Opening the 2019 season for Castle Hill Players is the clever and very funny BLOODY MURDER with more twists and turns in its plot than one would think possible. Written by Ed Sala this apparently typical British murder mystery begins like many others – a group of the usual suspects gather for a soirée at the isolated country estate of the rich Lady Somerset. Sandy Velini shines in the role of this character as she leads the way for her guests in this intriguing mystery that is definitely not what it seems.
The guests are just as one would expect of this genre. There’s the Major, played by Aurel Vasilescu, who served in India and attempts to tell endless boring tales of his exploits, an ageing alcoholic actor Devon Tremaine, played by Larry Murphy, remembering his triumphs in Shakespearean plays, the innocent appearing ingénue Emma Reece, played by Brittany Macchetta, the exotic Countess in red, played by Jodie Klopf, a worthless nephew Charles, played by Ben Freeman, and of course the at first sight, loyal maid Jane, played by Marilyn Parsons. Add to the mix a mysterious Chinese gentleman and all is set for a typical tale to unfold with a series of red herrings and revelations of dark secrets.

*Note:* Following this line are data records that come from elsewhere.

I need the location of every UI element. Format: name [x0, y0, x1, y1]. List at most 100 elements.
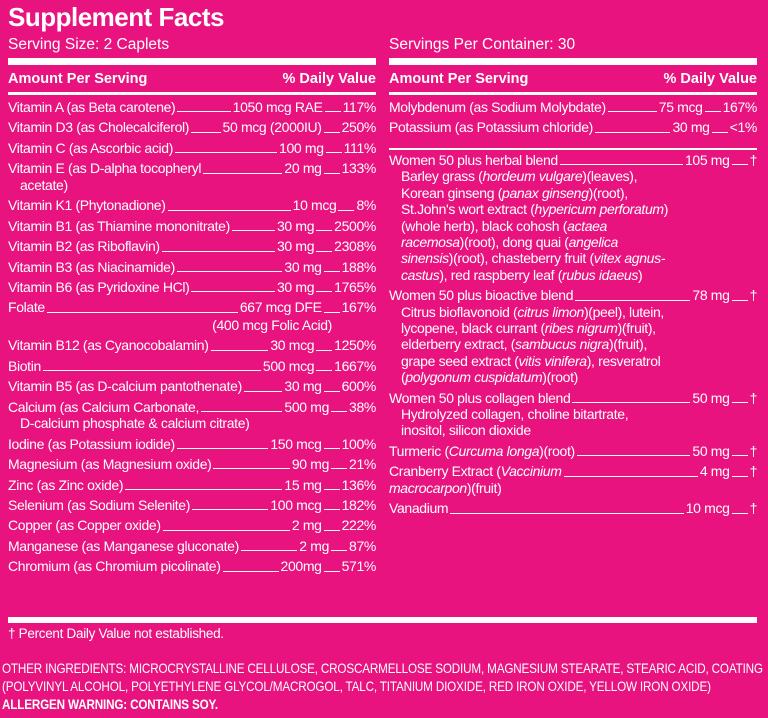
- leader-line: [576, 455, 691, 457]
- text-part: ): [638, 266, 643, 283]
- leader-line: [203, 172, 283, 174]
- leader-line: [191, 131, 221, 133]
- nutrient-dv: 167%: [722, 99, 758, 115]
- leader-line: [731, 299, 748, 301]
- nutrient-name: Iodine (as Potassium iodide): [8, 435, 175, 452]
- nutrient-dv: 21%: [349, 456, 376, 473]
- nutrient-name: Vitamin B6 (as Pyridoxine HCl): [8, 279, 190, 296]
- nutrient-amount: 30 mg: [672, 119, 710, 136]
- nutrient-name: Women 50 plus herbal blend: [389, 151, 558, 168]
- blend-block: Women 50 plus herbal blend 105 mg † Barley …: [389, 152, 757, 283]
- text-part: ribes nigrum: [544, 319, 618, 336]
- nutrient-dv: 117%: [342, 99, 377, 115]
- nutrient-row: Selenium (as Sodium Selenite) 100 mcg 182%: [8, 497, 376, 513]
- nutrient-row-cont: macrocarpon)(fruit): [389, 480, 757, 496]
- leader-line: [175, 152, 278, 154]
- header-dv-right: % Daily Value: [663, 71, 758, 87]
- supplement-facts-panel: Supplement Facts Serving Size: 2 Caplets…: [8, 2, 758, 641]
- nutrient-name: Vitamin E (as D-alpha tocopheryl: [8, 160, 202, 177]
- text-part: vitis vinifera: [518, 352, 588, 369]
- leader-line: [161, 250, 275, 252]
- nutrient-dv: †: [749, 287, 758, 304]
- leader-line: [594, 131, 671, 133]
- nutrient-name: Folate: [8, 299, 45, 316]
- nutrient-dv: 38%: [349, 398, 376, 415]
- nutrient-dv: 2308%: [334, 238, 376, 255]
- nutrient-dv: 600%: [341, 378, 377, 395]
- leader-line: [325, 152, 342, 154]
- nutrient-name: Zinc (as Zinc oxide): [8, 476, 124, 493]
- nutrient-dv: †: [749, 151, 758, 168]
- nutrient-sub: (400 mcg Folic Acid): [212, 316, 332, 333]
- footnote: † Percent Daily Value not established.: [8, 626, 224, 641]
- nutrient-row: Vanadium 10 mcg †: [389, 500, 757, 516]
- leader-line: [192, 509, 269, 511]
- nutrient-dv: 1765%: [334, 279, 376, 296]
- leader-line: [563, 475, 698, 477]
- nutrient-dv: 250%: [341, 119, 377, 136]
- nutrient-row: Calcium (as Calcium Carbonate, 500 mg 38%: [8, 399, 376, 415]
- nutrient-dv: 182%: [341, 496, 377, 513]
- nutrient-dv: 8%: [356, 197, 376, 214]
- nutrient-name: Turmeric (Curcuma longa)(root): [389, 443, 575, 459]
- nutrient-amount: 150 mcg: [270, 435, 322, 452]
- nutrient-name: Vitamin A (as Beta carotene): [8, 99, 176, 115]
- bottom-thick-rule: [8, 617, 757, 623]
- nutrient-dv: †: [749, 463, 758, 480]
- nutrient-dv: 2500%: [334, 217, 376, 234]
- left-nutrient-list: Vitamin A (as Beta carotene) 1050 mcg RAE…: [8, 99, 376, 579]
- nutrient-amount: 50 mcg (2000IU): [222, 119, 322, 136]
- text-part: )(root), St.John's wort extract (: [401, 184, 628, 218]
- leader-line: [316, 230, 333, 232]
- leader-line: [559, 164, 683, 166]
- nutrient-row: Vitamin D3 (as Cholecalciferol) 50 mcg (2…: [8, 119, 376, 135]
- nutrient-row: Turmeric (Curcuma longa)(root) 50 mg †: [389, 443, 757, 459]
- nutrient-row-cont: acetate): [8, 177, 376, 193]
- leader-line: [324, 111, 341, 113]
- allergen-warning: ALLERGEN WARNING: CONTAINS SOY.: [2, 697, 218, 713]
- text-part: Hydrolyzed collagen, choline bitartrate,…: [401, 406, 629, 439]
- nutrient-row: Biotin 500 mcg 1667%: [8, 358, 376, 374]
- text-part: )(peel), lutein, lycopene, black currant…: [401, 303, 664, 336]
- nutrient-name-cont: acetate): [20, 176, 68, 193]
- nutrient-name: Manganese (as Manganese gluconate): [8, 537, 239, 554]
- nutrient-row: Magnesium (as Magnesium oxide) 90 mg 21%: [8, 456, 376, 472]
- leader-line: [177, 111, 231, 113]
- nutrient-row-wrap: Cranberry Extract (Vaccinium 4 mg † macroca…: [389, 463, 757, 496]
- header-amount-right: Amount Per Serving: [389, 71, 529, 87]
- header-right: Amount Per Serving % Daily Value: [389, 70, 757, 88]
- text-part: Cranberry Extract (: [389, 463, 501, 480]
- leader-line: [731, 455, 748, 457]
- nutrient-row: Chromium (as Chromium picolinate) 200mg 57…: [8, 558, 376, 574]
- leader-line: [323, 570, 340, 572]
- mid-rule-right: [389, 92, 757, 95]
- text-part: )(fruit): [466, 479, 502, 496]
- text-part: ), red raspberry leaf (: [439, 266, 563, 283]
- text-part: citrus limon: [517, 303, 584, 320]
- serving-size: Serving Size: 2 Caplets: [8, 36, 170, 53]
- leader-line: [213, 468, 290, 470]
- nutrient-amount: 50 mg: [692, 442, 730, 459]
- nutrient-amount: 4 mg: [699, 463, 730, 480]
- leader-line: [323, 509, 340, 511]
- nutrient-name: Women 50 plus collagen blend: [389, 389, 571, 406]
- nutrient-row: Zinc (as Zinc oxide) 15 mg 136%: [8, 477, 376, 493]
- nutrient-amount: 75 mcg: [658, 99, 703, 115]
- leader-line: [323, 131, 340, 133]
- leader-line: [711, 131, 728, 133]
- nutrient-row: Copper (as Copper oxide) 2 mg 222%: [8, 517, 376, 533]
- nutrient-amount: 30 mg: [276, 238, 315, 255]
- text-part: )(root), dong quai (: [459, 233, 569, 250]
- text-part: ), resveratrol (: [401, 352, 661, 386]
- nutrient-dv: 1250%: [334, 337, 376, 354]
- other-ingredients: OTHER INGREDIENTS: MICROCRYSTALLINE CELL…: [2, 660, 766, 715]
- text-part: Vanadium: [389, 500, 449, 517]
- text-part: Vaccinium: [500, 463, 562, 480]
- nutrient-name: Calcium (as Calcium Carbonate,: [8, 398, 200, 415]
- text-part: )(root): [539, 442, 575, 459]
- nutrient-dv: 87%: [349, 537, 376, 554]
- leader-line: [731, 475, 748, 477]
- servings-per-container: Servings Per Container: 30: [389, 36, 576, 53]
- nutrient-amount: 78 mg: [692, 287, 730, 304]
- leader-line: [176, 270, 283, 272]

As with all such murder mysteries it’s not long till one of the guests dies. However here the plot begins to turn from the normal as Lady Somerset refuses to follow the formula and call the police. Something very odd is happening as the characters begin to break away from their conventional roles. They refuse to play the game – to say more would spoil the plot and its intriguing ending.
The director, Bernard Teuben, ensures the characters use the clichés we find in these murder mysteries to great comedic effect – we have unexpected characters arriving for no sensible reasons, being murdered and hastily disposed of and lots of creaking doors as the well known phrase is uttered by the next victim “Oh, it’s only you” before being dispatched.
Lighting, sound, costumes and an excellent, authentic set evoking an English drawing room of the around 1930s help bring the characters’ world to life and we the audience almost get to be part of it as well.